The selective response of the sensor to DNA samples S2 and S3 can be seen in Fig. 4. The sensor shows the same ringdown time, 9.2 μs, in stages E and G. However, when the S1 coated sensor head was immersed in the S2 solution the sensor head was successfully coated with S2 and the observed ringdown time was 10.0 μs, as shown by stage I. This selective response is due to the chemically selective binding of S2 to S1 and the non-match behavior between S3 and S1. This result indicates that the immobilization of a probe DNA (S1) on the PLL coated sensor head can selectively detect a target DNA (S2).
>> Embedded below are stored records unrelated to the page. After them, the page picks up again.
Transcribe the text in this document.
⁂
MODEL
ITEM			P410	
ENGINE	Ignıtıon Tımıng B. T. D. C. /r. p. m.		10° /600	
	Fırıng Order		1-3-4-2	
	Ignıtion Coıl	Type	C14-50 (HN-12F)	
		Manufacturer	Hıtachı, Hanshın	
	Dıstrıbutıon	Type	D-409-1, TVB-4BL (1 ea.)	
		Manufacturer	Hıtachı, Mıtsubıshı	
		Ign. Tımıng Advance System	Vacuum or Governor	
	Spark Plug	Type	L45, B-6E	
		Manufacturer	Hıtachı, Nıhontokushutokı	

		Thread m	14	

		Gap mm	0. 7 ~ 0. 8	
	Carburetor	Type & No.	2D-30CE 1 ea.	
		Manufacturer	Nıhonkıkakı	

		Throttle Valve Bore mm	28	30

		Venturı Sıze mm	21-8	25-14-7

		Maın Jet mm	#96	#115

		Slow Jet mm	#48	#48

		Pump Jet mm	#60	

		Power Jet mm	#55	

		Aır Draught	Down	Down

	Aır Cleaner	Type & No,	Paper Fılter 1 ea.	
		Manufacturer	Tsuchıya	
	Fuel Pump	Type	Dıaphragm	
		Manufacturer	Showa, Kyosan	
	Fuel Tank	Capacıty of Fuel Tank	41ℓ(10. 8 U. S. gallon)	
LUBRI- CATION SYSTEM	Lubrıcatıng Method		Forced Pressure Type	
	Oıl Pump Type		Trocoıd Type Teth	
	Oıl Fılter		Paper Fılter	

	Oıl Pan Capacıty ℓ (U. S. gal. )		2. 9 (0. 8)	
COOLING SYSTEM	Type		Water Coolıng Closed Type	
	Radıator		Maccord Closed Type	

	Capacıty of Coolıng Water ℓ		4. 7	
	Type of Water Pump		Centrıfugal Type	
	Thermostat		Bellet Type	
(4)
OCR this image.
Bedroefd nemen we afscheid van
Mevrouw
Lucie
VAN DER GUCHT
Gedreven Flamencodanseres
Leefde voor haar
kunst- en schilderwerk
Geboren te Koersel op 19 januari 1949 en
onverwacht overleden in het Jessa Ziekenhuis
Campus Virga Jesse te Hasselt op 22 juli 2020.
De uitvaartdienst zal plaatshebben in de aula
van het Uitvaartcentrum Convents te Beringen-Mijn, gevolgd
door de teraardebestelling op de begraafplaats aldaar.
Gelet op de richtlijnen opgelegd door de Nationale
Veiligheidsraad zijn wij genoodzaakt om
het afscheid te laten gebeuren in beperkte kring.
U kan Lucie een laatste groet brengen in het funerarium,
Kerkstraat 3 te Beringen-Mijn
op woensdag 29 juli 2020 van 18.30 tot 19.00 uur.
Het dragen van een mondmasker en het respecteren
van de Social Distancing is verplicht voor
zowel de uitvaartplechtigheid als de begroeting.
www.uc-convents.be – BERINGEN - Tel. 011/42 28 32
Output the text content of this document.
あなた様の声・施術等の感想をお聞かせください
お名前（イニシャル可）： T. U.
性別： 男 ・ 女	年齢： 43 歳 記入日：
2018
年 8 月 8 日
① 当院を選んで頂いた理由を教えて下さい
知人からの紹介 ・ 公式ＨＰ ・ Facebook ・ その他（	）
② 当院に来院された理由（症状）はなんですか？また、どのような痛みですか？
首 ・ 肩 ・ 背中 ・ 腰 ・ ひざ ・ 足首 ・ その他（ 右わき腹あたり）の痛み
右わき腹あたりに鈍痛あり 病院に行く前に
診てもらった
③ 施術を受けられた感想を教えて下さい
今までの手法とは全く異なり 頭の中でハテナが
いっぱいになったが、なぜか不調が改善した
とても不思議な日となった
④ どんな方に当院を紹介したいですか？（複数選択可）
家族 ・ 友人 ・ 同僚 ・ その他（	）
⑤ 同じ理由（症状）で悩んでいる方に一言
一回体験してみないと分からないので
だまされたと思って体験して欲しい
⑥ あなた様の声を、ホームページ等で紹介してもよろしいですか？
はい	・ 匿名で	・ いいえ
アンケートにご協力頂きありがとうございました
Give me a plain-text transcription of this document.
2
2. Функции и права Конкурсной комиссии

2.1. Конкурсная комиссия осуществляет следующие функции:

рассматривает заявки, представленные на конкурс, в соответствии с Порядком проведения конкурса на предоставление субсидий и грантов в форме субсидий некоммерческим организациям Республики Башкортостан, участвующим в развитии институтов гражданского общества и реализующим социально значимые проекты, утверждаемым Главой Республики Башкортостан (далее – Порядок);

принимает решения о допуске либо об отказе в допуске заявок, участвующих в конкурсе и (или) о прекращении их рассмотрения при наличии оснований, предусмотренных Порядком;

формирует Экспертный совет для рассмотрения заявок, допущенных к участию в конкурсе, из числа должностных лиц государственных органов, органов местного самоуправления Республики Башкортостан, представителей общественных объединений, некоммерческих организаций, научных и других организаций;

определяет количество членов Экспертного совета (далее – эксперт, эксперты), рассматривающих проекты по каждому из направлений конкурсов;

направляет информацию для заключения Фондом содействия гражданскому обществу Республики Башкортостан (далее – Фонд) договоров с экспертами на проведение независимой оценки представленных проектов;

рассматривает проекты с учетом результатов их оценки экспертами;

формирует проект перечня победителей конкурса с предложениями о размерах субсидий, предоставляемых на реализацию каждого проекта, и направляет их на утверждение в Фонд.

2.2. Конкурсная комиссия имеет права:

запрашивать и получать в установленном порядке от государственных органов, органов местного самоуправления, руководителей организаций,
The detection sensitivity of the sensor is affected by several factors, including the etched fiber diameter the length of the sensor head and the physical parameters of the fiber loop. For a given fiber loop ringdown sensor unit a thin coating of a specific chemical on the etched fiber not only achieves selectivity but also enhances sensitivity. As shown in Fig. 4, the difference in ringdown time between the two stages D (in-S1) and H (in-S2) was 0.49 μs, which was approximately 16 times larger than the recorded ringdown time difference in the non-coated sensor, 0.03 μs, as shown in Fig. 2b. Given that the concentration of the DNA used in the coated fiber experiment (20 μm) was higher than the previous one (15 μm) used in the noncoated sensor head, the enhanced effect of the coating on the detection sensitivity was approximately 12-fold, which yielded a detection sensitivity for DNA solutions of 1.3 μm. This detection limit is comparable to the detection limits achieved in the LPG-based DNA sensors.6, 7
In conclusion, we have demonstrated a new type of biosensor based on the FLRD technique. The bulk RI-based detections of three DNAs and one type of bacteria and the surface RI-based label-free detection of DNA are successfully demonstrated. We expect an array of low cost, near real-time response, and high sensitivity fiber optic biosensors using the FLRD technique to be created.
This work was supported by the National Science Foundation through Grant No. CMMI-0927539.